Suatu ketika, saya mencoba menghubungi kawan menggunakan nomor telefon kantor. Sekali, dua kali hingga kesekian kalinya, tidak juga terangkat. Padahal sesaat sebelum saya coba kontak dia, jelas-jelas ia mengirim pesan singkat melalui nomornya, agar saya menghubunginya segera. Lepas beberapa detik, HP saya kembali bergetar tanda masuk pesan. Setelah saya buka ternyata teman saya yang kembali mengirim pesan (sms). Namun, isinya berbeda dengan pertama. Kali ini justru saya terhentak membaca sms itu, begitu singkat, padat dan pedas. “Maaf kawan, jika saya angkat telefon dari nomor barusan (kantor), sama saja saya mendorong mu pada jurang kehancuran”. Upss… ringan, tetapi dalam menusuk hingga ulu hati. Sejenak saya berhenti dari segala pikir yang berkecamuk, menangkap dan mengarah tepat pada apa yang baru saja saya baca. Kian fokusnya hingga melintas dalam benak sebuah kisah seorang Khalifah Umar bin Abdul Aziz, ketika menerima tamu diluar kepentingan negara, maka ia sengaja menggelapkan ruangannya. Pasalnya satu, karena minyak dan bahan mentah penerang itu adalah uang milik negara, dan sama-sekali pertemuan dengan tamunya itu tidak ada kaitan dengan urusan rakyat.
Kembali logam panas seolah menusuk hati, membenamkan rasa, dan menghinakan diri.
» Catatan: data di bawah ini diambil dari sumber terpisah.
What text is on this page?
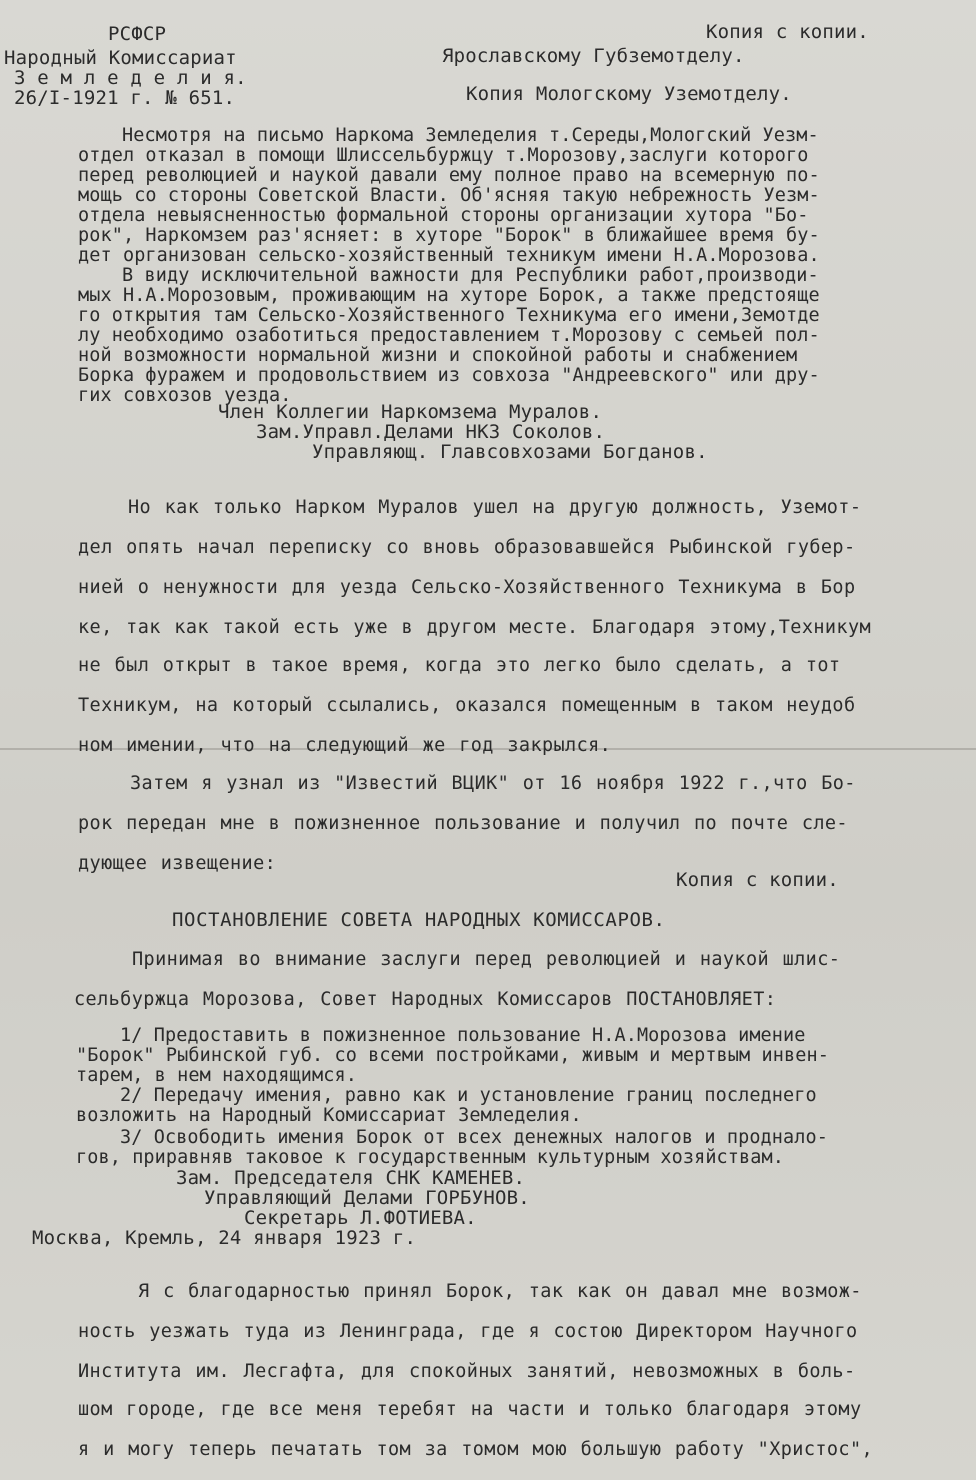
РСФСР
Народный Комиссариат
З е м л е д е л и я.
26/I-1921 г. № 651.
Копия с копии.
Ярославскому Губземотделу.
Копия Мологскому Уземотделу.
Несмотря на письмо Наркома Земледелия т.Середы,Мологский Уезм-
отдел отказал в помощи Шлиссельбуржцу т.Морозову,заслуги которого
перед революцией и наукой давали ему полное право на всемерную по-
мощь со стороны Советской Власти. Об'ясняя такую небрежность Уезм-
отдела невыясненностью формальной стороны организации хутора "Бо-
рок", Наркомзем раз'ясняет: в хуторе "Борок" в ближайшее время бу-
дет организован сельско-хозяйственный техникум имени Н.А.Морозова.
В виду исключительной важности для Республики работ,производи-
мых Н.А.Морозовым, проживающим на хуторе Борок, а также предстояще
го открытия там Сельско-Хозяйственного Техникума его имени,Земотде
лу необходимо озаботиться предоставлением т.Морозову с семьей пол-
ной возможности нормальной жизни и спокойной работы и снабжением
Борка фуражем и продовольствием из совхоза "Андреевского" или дру-
гих совхозов уезда.
Член Коллегии Наркомзема Муралов.
Зам.Управл.Делами НКЗ Соколов.
Управляющ. Главсовхозами Богданов.
Но как только Нарком Муралов ушел на другую должность, Уземот-
дел опять начал переписку со вновь образовавшейся Рыбинской губер-
нией о ненужности для уезда Сельско-Хозяйственного Техникума в Бор
ке, так как такой есть уже в другом месте. Благодаря этому,Техникум
не был открыт в такое время, когда это легко было сделать, а тот
Техникум, на который ссылались, оказался помещенным в таком неудоб
ном имении, что на следующий же год закрылся.
Затем я узнал из "Известий ВЦИК" от 16 ноября 1922 г.,что Бо-
рок передан мне в пожизненное пользование и получил по почте сле-
дующее извещение:
Копия с копии.
ПОСТАНОВЛЕНИЕ СОВЕТА НАРОДНЫХ КОМИССАРОВ.
Принимая во внимание заслуги перед революцией и наукой шлис-
сельбуржца Морозова, Совет Народных Комиссаров ПОСТАНОВЛЯЕТ:
1/ Предоставить в пожизненное пользование Н.А.Морозова имение
"Борок" Рыбинской губ. со всеми постройками, живым и мертвым инвен-
тарем, в нем находящимся.
2/ Передачу имения, равно как и установление границ последнего
возложить на Народный Комиссариат Земледелия.
3/ Освободить имения Борок от всех денежных налогов и проднало-
гов, приравняв таковое к государственным культурным хозяйствам.
Зам. Председателя СНК КАМЕНЕВ.
Управляющий Делами ГОРБУНОВ.
Секретарь Л.ФОТИЕВА.
Москва, Кремль, 24 января 1923 г.
Я с благодарностью принял Борок, так как он давал мне возмож-
ность уезжать туда из Ленинграда, где я состою Директором Научного
Института им. Лесгафта, для спокойных занятий, невозможных в боль-
шом городе, где все меня теребят на части и только благодаря этому
я и могу теперь печатать том за томом мою большую работу "Христос",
Betapa selama ini saya selalu meraup hak yang bukan milik pribadi, tanpa perasaan dosa sedikitpun saya kerap menggali lubang kenistaan tanpa terasa, yah sangat halus tanpa dosa sedikitpun. Hampir setiap saat saya mencaci dengki pada prilaku koruptor yang merampok uang negara, tapi setiap waktu pula saya terjebak pada sebuah lingkaran korup yang teramat halus. Berapa juta pulsa (bukan milik saya) dihabiskan hanya untuk bersenda gurau, berapa waktu saya buang hanya untuk meng-update status facebook dan chating mania pada office hours. Berapa kerugian yang telah saya ciptakan tanpa kontribusi signifikan pada company. Bekerja hanya menunggu akhir bulan tuk belanja, hasil dari kerja yang –nyaris- tak nyata. Jika dikumpulkan, mungkin kehinaan itu telah menumpuk menjadi pegunungan sampah yang sangat menjijikkan. Duh Gusti…Jika begitu, apa yang telah saya berikan pada anak dan istri (?) Halalkah semua yang mengalir dalam darah mereka (?) Yaa Ilahi Atubu Ilaika…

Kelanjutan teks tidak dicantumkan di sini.